Karen Solomon’s commentary was included in a Global Banking Regulation Review article discussing U.S. Office of the Comptroller of the Currency (OCC) changes that will affect the agency’s approach to reviewing deals between national banks and federal savings associations under the Bank Merger Act (BMA) and other legislation.
Karen said applicants mostly look for timeliness and predictability in regulatory decision-making and that the most persistent complaints about the OCC application process tend to be that it takes much too long to get to a decision, and that it is hard to predict how the regulator will exercise the discretion it has under the statute. “The proposal does not fix the timing issue – if anything, it suggests that decisions will take longer because of the number and variety of factors that the OCC will consider,” she explained.

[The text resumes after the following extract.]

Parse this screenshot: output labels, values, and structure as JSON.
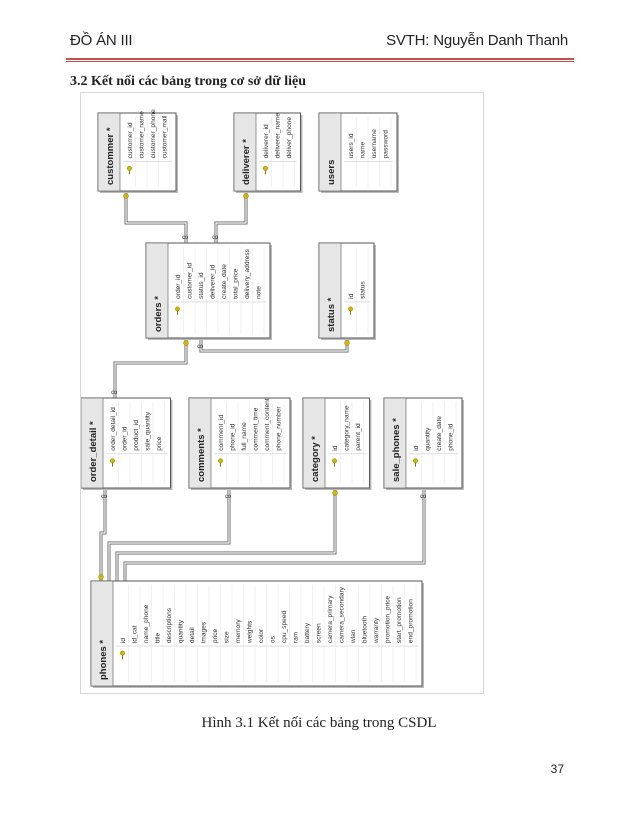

She also noted that it is useful to see what those factors show about the OCC’s “lean.” “For instance, the factors confirm that the OCC favors smaller transactions where the acquirer has a clean fair lending, consumer compliance, and BSA/AML record. But the list is of limited practical utility for predicting outcomes because the OCC reserves the ability to base its decision on a ‘significant legal or policy issue,’ which won’t necessarily be apparent at the outset of the process, and because decisions are always based on institution-specific information which is confidential and prohibited from disclosure under the agency’s rules.”